Horseflies, though often maligned for their painful bites, are essential components of many ecosystems. Their dual role as pollinators and a food source for various predators places them in a unique and vital position. Understanding their ecological importance encourages a more balanced perspective, one that recognizes their contribution to biodiversity and the interconnectedness of nature. It’s a view that elevates the horsefly from a mere nuisance to a valuable participant in the delicate balance of life.

My opinion: Horseflies Risk of Disease and Agravation outweigh their usefulness.

We know horseflies transmit fatal diseases, aggravate animals and humans, and pack a painful bite. But there is typically some utility in even the most mundane things in our life. So I wondered what benefits horseflies provide.

Horseflies are not good for anything. You can stretch your imagination and claim they are part of the ecosystem food chain. However, as a food source, its impact is negligible. Yes, birds eat horseflies, but not enough to make a meaningful impact on their diet.

Where Do Horseflies Live?

It seems horseflies are everywhere during the summer, and a couple of them frequently disrupt our guests at the swimming pool. Their presence made me wonder if they live nearby because our horse barn is over 100 yards away from the pool.

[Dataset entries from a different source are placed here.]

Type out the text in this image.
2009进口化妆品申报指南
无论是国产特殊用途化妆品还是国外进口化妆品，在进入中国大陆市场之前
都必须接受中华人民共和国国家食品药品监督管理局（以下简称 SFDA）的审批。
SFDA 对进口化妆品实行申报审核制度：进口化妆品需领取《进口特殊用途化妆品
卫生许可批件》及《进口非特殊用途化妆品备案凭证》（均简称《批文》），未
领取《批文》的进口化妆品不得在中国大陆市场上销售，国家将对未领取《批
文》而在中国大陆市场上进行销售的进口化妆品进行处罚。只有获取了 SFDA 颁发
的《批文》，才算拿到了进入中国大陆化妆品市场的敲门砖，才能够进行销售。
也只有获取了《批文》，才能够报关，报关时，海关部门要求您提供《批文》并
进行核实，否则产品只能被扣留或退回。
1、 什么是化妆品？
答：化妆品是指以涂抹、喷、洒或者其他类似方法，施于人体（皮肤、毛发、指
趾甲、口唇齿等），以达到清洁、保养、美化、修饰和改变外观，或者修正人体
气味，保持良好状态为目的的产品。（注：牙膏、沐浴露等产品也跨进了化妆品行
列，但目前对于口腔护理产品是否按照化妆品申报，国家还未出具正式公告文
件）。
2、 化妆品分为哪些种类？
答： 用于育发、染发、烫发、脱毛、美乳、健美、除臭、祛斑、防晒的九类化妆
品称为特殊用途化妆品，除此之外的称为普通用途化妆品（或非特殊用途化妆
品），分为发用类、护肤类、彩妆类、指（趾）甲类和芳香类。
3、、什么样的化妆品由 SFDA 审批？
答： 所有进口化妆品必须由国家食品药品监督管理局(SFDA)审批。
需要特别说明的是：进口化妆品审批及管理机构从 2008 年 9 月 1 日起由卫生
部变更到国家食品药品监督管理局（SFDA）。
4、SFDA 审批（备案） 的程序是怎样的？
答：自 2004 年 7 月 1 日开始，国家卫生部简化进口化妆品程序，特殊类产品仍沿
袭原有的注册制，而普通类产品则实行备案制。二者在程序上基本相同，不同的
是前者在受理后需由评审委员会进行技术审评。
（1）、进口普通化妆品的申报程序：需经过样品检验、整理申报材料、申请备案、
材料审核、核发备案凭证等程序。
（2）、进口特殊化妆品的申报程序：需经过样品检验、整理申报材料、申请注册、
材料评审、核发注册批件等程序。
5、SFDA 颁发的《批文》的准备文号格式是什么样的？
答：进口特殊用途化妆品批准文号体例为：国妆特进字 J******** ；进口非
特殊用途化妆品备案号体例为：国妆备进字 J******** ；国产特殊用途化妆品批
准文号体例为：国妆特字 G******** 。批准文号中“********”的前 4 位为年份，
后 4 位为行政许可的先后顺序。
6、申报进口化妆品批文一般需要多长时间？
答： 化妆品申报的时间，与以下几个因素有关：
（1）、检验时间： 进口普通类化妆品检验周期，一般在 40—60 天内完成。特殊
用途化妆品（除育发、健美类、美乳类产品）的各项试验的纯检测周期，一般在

Horseflies are most active in the summer between May and September; they congregate around horse barns and pastures. They thrive in warm, moist areas. Stagnate water and manure or two favorite locations for immature horseflies to live.

Our swimming pool is behind our house but surrounded by a pasture on three sides. The pool and the surrounding area have a lot of standing water that attracts insects, and our guests’ movement also plays a role in the presence of horseflies around our house and swimming pool.

Below is a YouTube video that explains why horseflies are so aggressive.

YouTube video


Do homemade horsefly sprays work?


Yes, and some homemade horse fly sprays are as effective as commercial sprays. Plus, most are safer and cheaper to make than retail fly sprays.
You can learn more about homemade horsefly sprays in this article.

Do you know why horses attract horseflies?

Flies are attracted to large, warm, and dark moving objects, horses, and cows primarily, but humans in dark clothing will suffice.